No mesmo instante o soldado saiu e fechou a porta. Radu olhou para trás e ficou
com medo.
- Não
precisa se preocupar. Vamos apenas negociar seu bem-estar em meus domínios
garoto. – Chamou a atenção do garoto, mantendo um longo sorriso no rosto.
- Si. Sim,
tudo bem. – Respondeu o pequeno. Era difícil viver agora, sem o irmão. Era
sempre ele que falava pelos dois. – E meu irmão, como está? – Perguntou,
voltando a olhar o enorme Sultão gordo.
- Aquele
bastardo está bem! E pode ficar melhor. Mas....
Radu não
entendeu, na verdade não tinha o que entender, ele não terminara de falar.
- Mas? –
- Mas
apenas se você for um bom convidado! – Respondeu o Sultão. Estendendo a mão ao
garoto. – Venha aqui e seja um bom menino.
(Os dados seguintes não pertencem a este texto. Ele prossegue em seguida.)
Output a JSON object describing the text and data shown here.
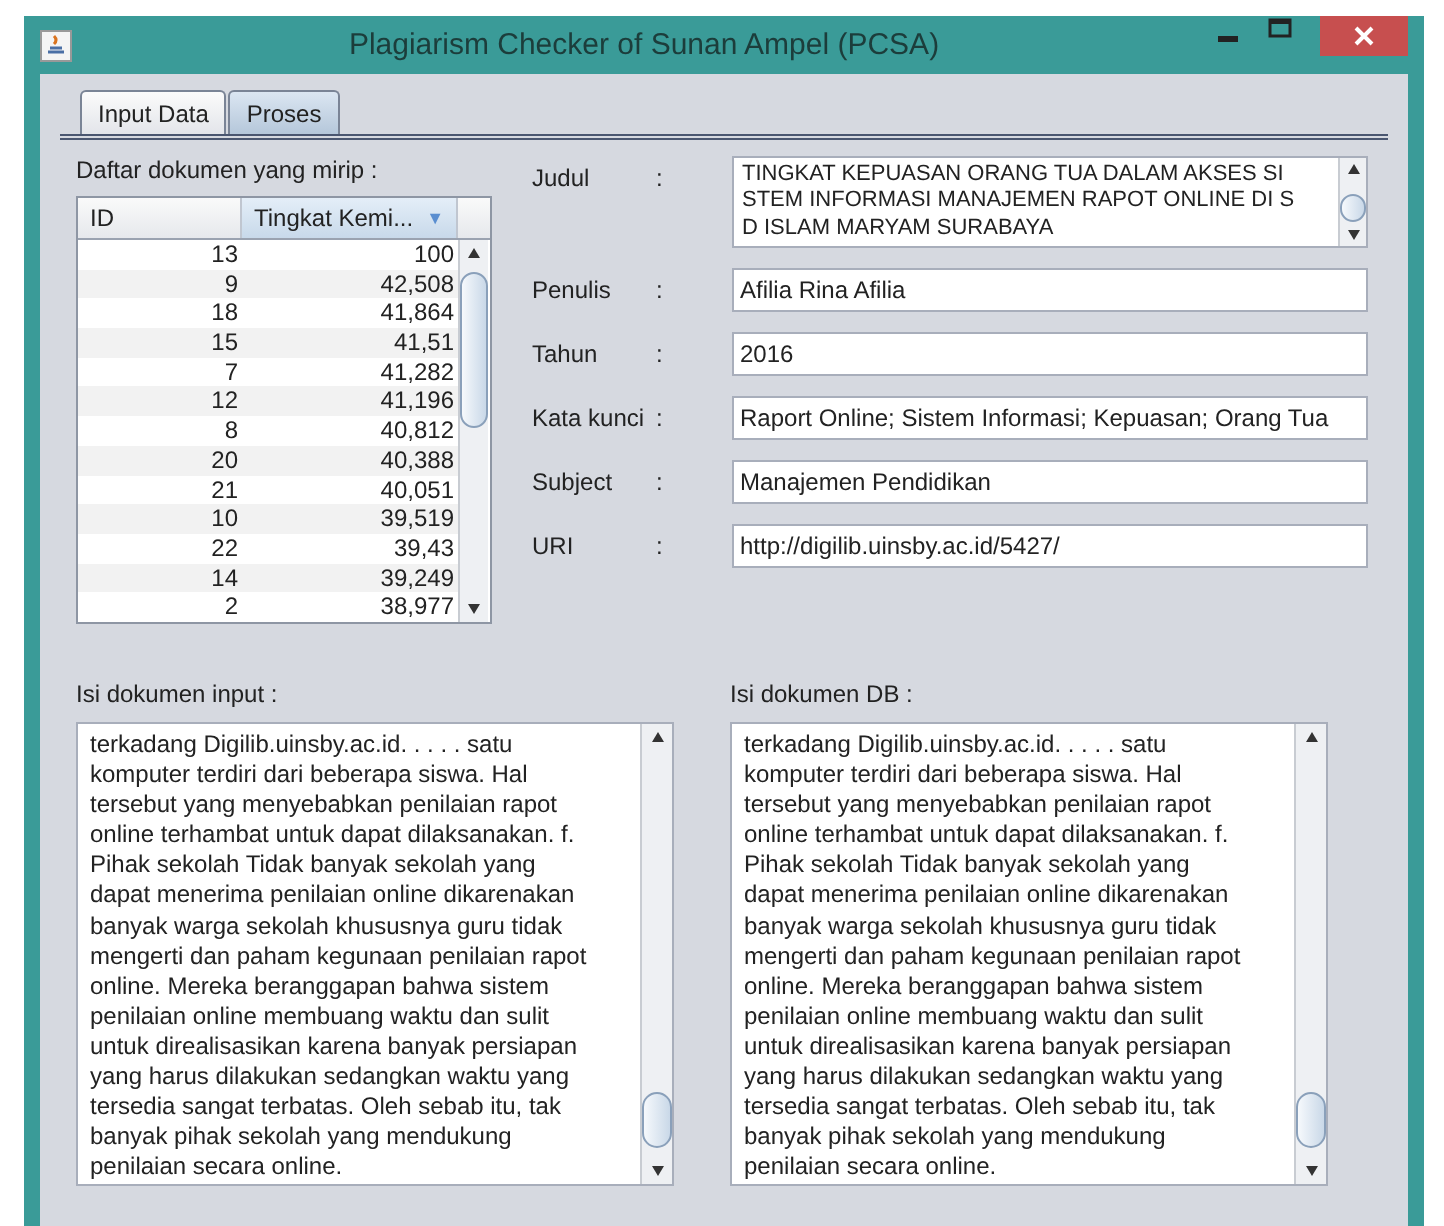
{
  "window": {
    "title": "Plagiarism Checker of Sunan Ampel (PCSA)"
  },
  "tabs": [
    {
      "label": "Input Data",
      "selected": false
    },
    {
      "label": "Proses",
      "selected": true
    }
  ],
  "similar_list": {
    "label": "Daftar dokumen yang mirip :",
    "columns": [
      {
        "label": "ID",
        "sorted": false
      },
      {
        "label": "Tingkat Kemi...",
        "sorted": true,
        "sort_icon": "▼"
      }
    ],
    "rows": [
      [
        "13",
        "100"
      ],
      [
        "9",
        "42,508"
      ],
      [
        "18",
        "41,864"
      ],
      [
        "15",
        "41,51"
      ],
      [
        "7",
        "41,282"
      ],
      [
        "12",
        "41,196"
      ],
      [
        "8",
        "40,812"
      ],
      [
        "20",
        "40,388"
      ],
      [
        "21",
        "40,051"
      ],
      [
        "10",
        "39,519"
      ],
      [
        "22",
        "39,43"
      ],
      [
        "14",
        "39,249"
      ],
      [
        "2",
        "38,977"
      ]
    ]
  },
  "fields": [
    {
      "kind": "area",
      "label": "Judul",
      "colon": ":",
      "lines": [
        "TINGKAT KEPUASAN ORANG TUA DALAM AKSES SI",
        "STEM INFORMASI MANAJEMEN RAPOT ONLINE DI S",
        "D ISLAM MARYAM SURABAYA"
      ]
    },
    {
      "kind": "line",
      "label": "Penulis",
      "colon": ":",
      "value": "Afilia Rina Afilia"
    },
    {
      "kind": "line",
      "label": "Tahun",
      "colon": ":",
      "value": "2016"
    },
    {
      "kind": "line",
      "label": "Kata kunci",
      "colon": ":",
      "value": "Raport Online;  Sistem Informasi;  Kepuasan;  Orang Tua"
    },
    {
      "kind": "line",
      "label": "Subject",
      "colon": ":",
      "value": "Manajemen Pendidikan"
    },
    {
      "kind": "line",
      "label": "URI",
      "colon": ":",
      "value": "http://digilib.uinsby.ac.id/5427/"
    }
  ],
  "documents": [
    {
      "label": "Isi dokumen input :",
      "lines": [
        "terkadang Digilib.uinsby.ac.id. . . . . satu",
        "komputer terdiri dari beberapa siswa. Hal",
        "tersebut yang menyebabkan penilaian rapot",
        "online terhambat untuk dapat dilaksanakan. f.",
        "Pihak sekolah Tidak banyak sekolah yang",
        "dapat menerima penilaian online dikarenakan",
        "banyak warga sekolah khususnya guru tidak",
        "mengerti dan paham kegunaan penilaian rapot",
        "online. Mereka beranggapan bahwa sistem",
        "penilaian online membuang waktu dan sulit",
        "untuk direalisasikan karena banyak persiapan",
        "yang harus dilakukan sedangkan waktu yang",
        "tersedia sangat terbatas. Oleh sebab itu, tak",
        "banyak pihak sekolah yang mendukung",
        "penilaian secara online."
      ]
    },
    {
      "label": "Isi dokumen DB :",
      "lines": [
        "terkadang Digilib.uinsby.ac.id. . . . . satu",
        "komputer terdiri dari beberapa siswa. Hal",
        "tersebut yang menyebabkan penilaian rapot",
        "online terhambat untuk dapat dilaksanakan. f.",
        "Pihak sekolah Tidak banyak sekolah yang",
        "dapat menerima penilaian online dikarenakan",
        "banyak warga sekolah khususnya guru tidak",
        "mengerti dan paham kegunaan penilaian rapot",
        "online. Mereka beranggapan bahwa sistem",
        "penilaian online membuang waktu dan sulit",
        "untuk direalisasikan karena banyak persiapan",
        "yang harus dilakukan sedangkan waktu yang",
        "tersedia sangat terbatas. Oleh sebab itu, tak",
        "banyak pihak sekolah yang mendukung",
        "penilaian secara online."
      ]
    }
  ]
}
Deixe seu anfitrião feliz.
Como poderia? Pensou o
garoto.
- Vamos,
pegue minha mão! – Ordenou o Sultão. O garoto se aproximou do Sultão. A pequena
mão do garoto foi envolvida pela mão de Mehmed e o Sultão o puxou com cuidado.
- Co. Como posso
fazê-lo, senhor? – Disse Radu.
- Apenas
fique parado! Fique parado. – Disse o Sultão. Puxando o garoto até a cama e o
deitando na mesma.
- Morda o
colchão para não fazer barulho quando começar a sentir dor. Não quero que minha
senhora ouça seus gritinhos! – Ordenou o Sultão.